Sunday’s Munster final wasn’t a classic of the genre, by general consensus, though it was still a very good game.

Michael Moynihan: Hurling’s 2015 grand design

Does that matter? To a certain constituency, the Munster hurling final will always have carry a little of the old Woody Allen line about an entirely different activity: The worst one you could imagine was still right on the money.

Still, the obvious question is what differentiated this year’s edition from the previous unquestioned classic of the genre.

Go back to 2004 for the great Cork-Waterford clash which was won by the Déise and you had all the elements: Superb goals, errors, individual brilliance, a sending-off, drama at the death.

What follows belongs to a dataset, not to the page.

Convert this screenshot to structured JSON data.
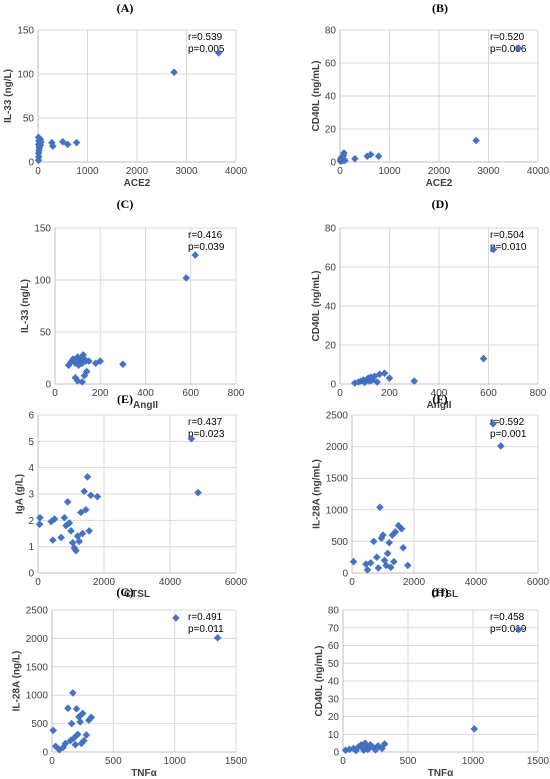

It was also sunnier than last weekend, which never hurts.

But even then the trace elements of the modern game were in evidence. Cork were motoring along with a running/possession game, while Waterford’s lightning improvisations were the way of the past rather than the road to the future.

Tactics and structure are now part of the equation. Take two completely non-random quotes from after Sunday’s game.

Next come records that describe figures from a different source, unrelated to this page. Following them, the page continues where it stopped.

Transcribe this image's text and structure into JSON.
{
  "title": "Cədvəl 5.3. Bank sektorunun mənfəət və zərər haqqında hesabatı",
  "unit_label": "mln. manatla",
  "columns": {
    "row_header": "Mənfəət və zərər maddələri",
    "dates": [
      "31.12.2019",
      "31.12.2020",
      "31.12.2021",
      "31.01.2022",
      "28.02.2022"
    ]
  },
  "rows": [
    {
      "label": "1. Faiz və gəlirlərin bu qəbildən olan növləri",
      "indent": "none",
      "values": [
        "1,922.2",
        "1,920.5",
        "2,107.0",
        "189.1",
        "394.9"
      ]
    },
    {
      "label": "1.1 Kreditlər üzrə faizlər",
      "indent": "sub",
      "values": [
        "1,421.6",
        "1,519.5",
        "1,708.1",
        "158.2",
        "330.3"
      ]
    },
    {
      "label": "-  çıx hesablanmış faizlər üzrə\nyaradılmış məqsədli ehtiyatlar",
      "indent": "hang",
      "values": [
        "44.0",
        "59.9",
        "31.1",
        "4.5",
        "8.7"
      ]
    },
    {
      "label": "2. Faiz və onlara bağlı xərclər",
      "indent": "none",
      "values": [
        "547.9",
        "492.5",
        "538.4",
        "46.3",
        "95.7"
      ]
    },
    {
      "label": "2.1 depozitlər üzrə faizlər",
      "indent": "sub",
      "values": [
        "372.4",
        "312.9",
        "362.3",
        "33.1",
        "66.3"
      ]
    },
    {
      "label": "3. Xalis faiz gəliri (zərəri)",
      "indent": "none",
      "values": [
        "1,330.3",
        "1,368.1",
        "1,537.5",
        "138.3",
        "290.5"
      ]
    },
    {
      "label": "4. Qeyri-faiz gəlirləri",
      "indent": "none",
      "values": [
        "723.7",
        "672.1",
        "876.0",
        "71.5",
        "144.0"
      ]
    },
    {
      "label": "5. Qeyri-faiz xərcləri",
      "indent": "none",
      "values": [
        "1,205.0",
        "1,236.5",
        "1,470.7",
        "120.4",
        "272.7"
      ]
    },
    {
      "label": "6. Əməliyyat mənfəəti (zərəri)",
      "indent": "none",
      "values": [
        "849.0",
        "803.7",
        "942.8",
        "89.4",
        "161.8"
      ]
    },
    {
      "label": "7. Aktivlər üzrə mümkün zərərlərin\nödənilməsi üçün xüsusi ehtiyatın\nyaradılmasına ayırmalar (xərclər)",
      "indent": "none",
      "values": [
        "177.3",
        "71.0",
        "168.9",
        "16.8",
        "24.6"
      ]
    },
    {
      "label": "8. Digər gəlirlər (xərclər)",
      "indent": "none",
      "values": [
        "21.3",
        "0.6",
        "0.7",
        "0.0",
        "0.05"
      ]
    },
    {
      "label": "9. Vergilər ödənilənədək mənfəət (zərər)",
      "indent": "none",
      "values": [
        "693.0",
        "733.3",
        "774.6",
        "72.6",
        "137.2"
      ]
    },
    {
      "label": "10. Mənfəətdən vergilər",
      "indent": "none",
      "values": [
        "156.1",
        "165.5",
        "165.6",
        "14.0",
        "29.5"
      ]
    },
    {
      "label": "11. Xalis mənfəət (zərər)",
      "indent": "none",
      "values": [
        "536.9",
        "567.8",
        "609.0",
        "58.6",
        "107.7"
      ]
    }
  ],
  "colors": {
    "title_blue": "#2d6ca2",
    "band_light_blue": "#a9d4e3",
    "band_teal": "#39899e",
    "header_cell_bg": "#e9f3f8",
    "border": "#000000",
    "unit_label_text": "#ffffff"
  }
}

“It was two hard teams, a really tense game that didn’t really open up yet I thought both teams were probing all the time,” said Tipp boss Eamon O’Shea.

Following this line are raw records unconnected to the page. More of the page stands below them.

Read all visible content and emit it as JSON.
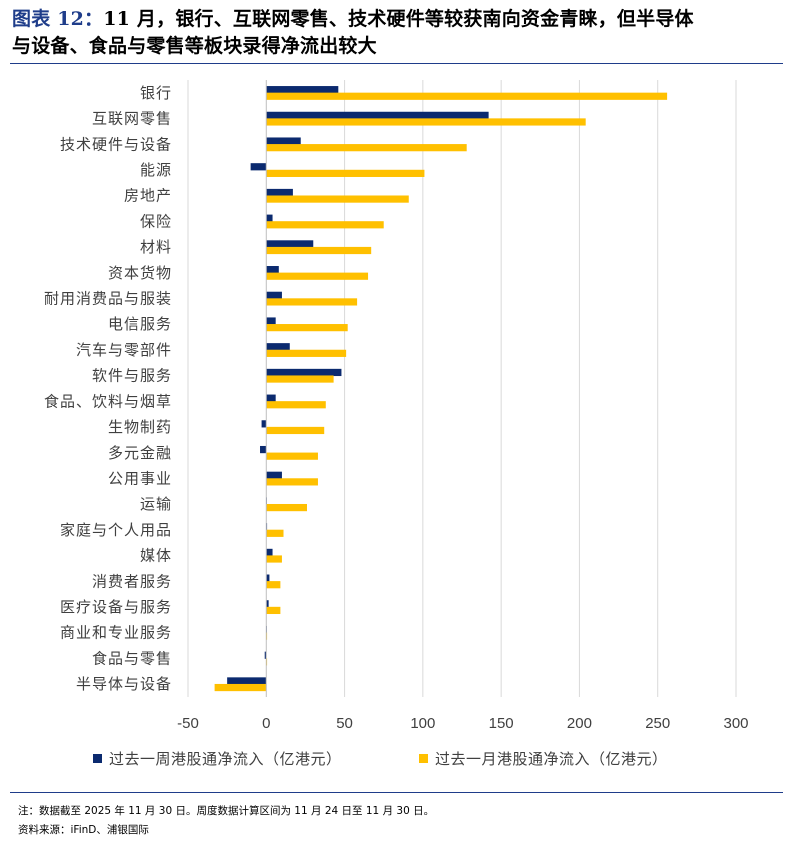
{
  "header": {
    "label": "图表 12：",
    "line1_rest": "11 月，银行、互联网零售、技术硬件等较获南向资金青睐，但半导体",
    "line2": "与设备、食品与零售等板块录得净流出较大"
  },
  "colors": {
    "weekly": "#0b2a6f",
    "monthly": "#ffc000",
    "rule": "#1f3d8a",
    "grid": "#d9d9d9"
  },
  "chart_data": {
    "type": "bar",
    "orientation": "horizontal",
    "categories": [
      "银行",
      "互联网零售",
      "技术硬件与设备",
      "能源",
      "房地产",
      "保险",
      "材料",
      "资本货物",
      "耐用消费品与服装",
      "电信服务",
      "汽车与零部件",
      "软件与服务",
      "食品、饮料与烟草",
      "生物制药",
      "多元金融",
      "公用事业",
      "运输",
      "家庭与个人用品",
      "媒体",
      "消费者服务",
      "医疗设备与服务",
      "商业和专业服务",
      "食品与零售",
      "半导体与设备"
    ],
    "series": [
      {
        "name": "过去一周港股通净流入（亿港元）",
        "values": [
          46,
          142,
          22,
          -10,
          17,
          4,
          30,
          8,
          10,
          6,
          15,
          48,
          6,
          -3,
          -4,
          10,
          0,
          0.5,
          4,
          2,
          1.5,
          0,
          -1,
          -25
        ]
      },
      {
        "name": "过去一月港股通净流入（亿港元）",
        "values": [
          256,
          204,
          128,
          101,
          91,
          75,
          67,
          65,
          58,
          52,
          51,
          43,
          38,
          37,
          33,
          33,
          26,
          11,
          10,
          9,
          9,
          0.5,
          0.5,
          -33
        ]
      }
    ],
    "xlim": [
      -50,
      300
    ],
    "xticks": [
      -50,
      0,
      50,
      100,
      150,
      200,
      250,
      300
    ],
    "xtick_labels": [
      "-50",
      "0",
      "50",
      "100",
      "150",
      "200",
      "250",
      "300"
    ],
    "grid": "vertical",
    "legend_position": "bottom"
  },
  "notes": {
    "line1": "注：数据截至 2025 年 11 月 30 日。周度数据计算区间为 11 月 24 日至 11 月 30 日。",
    "line2": "资料来源：iFinD、浦银国际"
  }
}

“Obviously, it was an extremely tactical battle. Tipperary were just that bit more fluid than us all day. I thought we got a real grip in the middle part of the first half. We looked like we were able to grind it out, our much vaunted system was up and running.”

The words of Waterford manager Derek McGrath.

More evidence? On Saturday evening, Cork and Clare played out a tight qualifier game which the Rebels eventually won by three points.

“Everybody’s trying to work out the system that suits their own players best... early on we tried different things, we weren’t sure how we would play.”

So said Jimmy Barry-Murphy of Cork after that match.

In the Clare corner Davy Fitzgerald was even more specific: “The reason there were so many wides, if you look at the game, the Cork half-forward line play right out, plus an extra one, and our half-forwards played right out, plus an extra one.

“That means you are going to have 20-plus bodies in around the middle and it’s going to be hard to get shots in, it’s pressure, pressure, pressure, pressure.”

Is this a turning point in the game, or can we finesse the point a little more — is it a turning point in our general appreciation of the game?

One of the expressions which necessitates a trip to the swear jar is the exhortation to a hurling team to “throw the shackles off” and “play with abandon”.

This is not the same thing as playing with freedom within a structure, which is a working option in every open team sport, though traditionalists are suspicious of how much tactical structure can be applied in a game where the ball can travel 100 metres in one direction and 100 metres in the opposite direction in the time it takes to read that sentence.

Yet structure was in plain sight in Semple Stadium on Sunday with the freedom afforded to Tadhg de Burca and Padraic Maher for Waterford and Tipperary respectively, and both players were hugely influential over the 70 minutes.

Expect more games like Sunday — and Saturday’s — rather than fewer.

The next stage in tactical development will probably focus on the end game in those matches: Cork and Tipperary made their winning bursts in the final 10 minutes, as did Dublin against Limerick in the other qualifier.

That may be partly down to the tightness of the scorelines combined with natural fatigue as players approach the end, but are we about to see different strategies come into play as players see the stewards in their high-vis vests assemble for end-of-match positions?

Most readers are probably aware of the two-minute drill in American football, where a team tries to make the most of the last two minutes to get a decisive score.

How far away is the 10-minute drill in hurling, where a team organises its approach to closing out a game?